In 1993, José Pedro Croft created a series of sculptures using coupled objects that were based on the memory of spaces inhabited on a daily basis, such as the home or the studio, and the tensions created by the apparent familiarity of the objects contained in them, which are only casually and fleetingly touched. The work shown was one of two that were displayed at a solo exhibition staged in 1994 by the CAM, after which it came to form part of the collection.
In the white sphere resting on the inclined wooden table, Croft, in concordance with his generation, puts forward a critique of the idea of the monument, an essential category in the tradition of Western sculpture. Although it obeys a conventional heterogeneous logic in which the pedestal (the table is to be seen as the supportive body/base/column) supports, elevates, and ennobles the sculpted material (the plaster marked by the rhythmic gesture of the modelling), the work subverts the gravitational logic of the whole by evoking the imminence of a fall. In the fragile equilibrium dependent on the directional forces acting on the juxtaposed bodies, which are in dramatic spatial competition, the collapse is inevitable. Crystallising the moment prior to the encounter between the sculpture and the ground, the work holds the desire for this encounter in the disquieting announcement of the predictability of the fall. Strongly architectural in nature, the piece sustains provisional relations of space, on the outline projected in light and shade on the wall, and interrogates, in the staging of its binary economy, the meaning of the installation.
As both container and content, its elements deny and confirm the sculptural quality of the materials.
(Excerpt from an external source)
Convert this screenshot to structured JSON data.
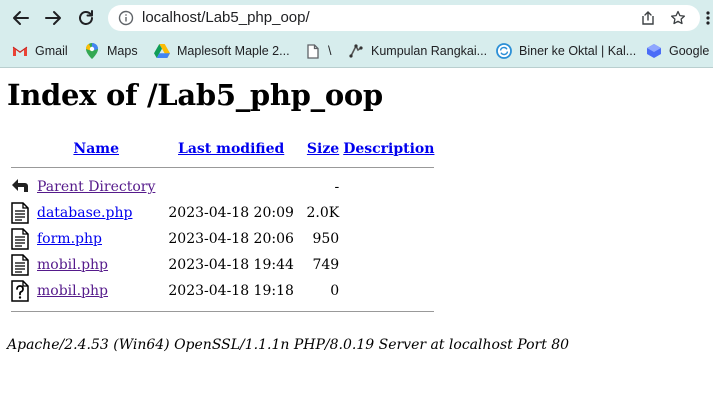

Its dual characteristics (organic and inorganic, expressive and inexpressive, light and dark, old and new, figurative and abstract, or trivial and auratic) constitute structural paradoxes which lend harmony and order to its presence.
The minimalist efficacy of the white sphere, reflective reservoir of luminous matter, is revealed in the perception of a time and a space that constitutes a protective wrapping, in a silent and ritualistic emotional experience. Without returning to the extreme strangeness of the funerary experience (a characteristic of Croft’s work in the 1980s), an austere monumental sacredness is present here.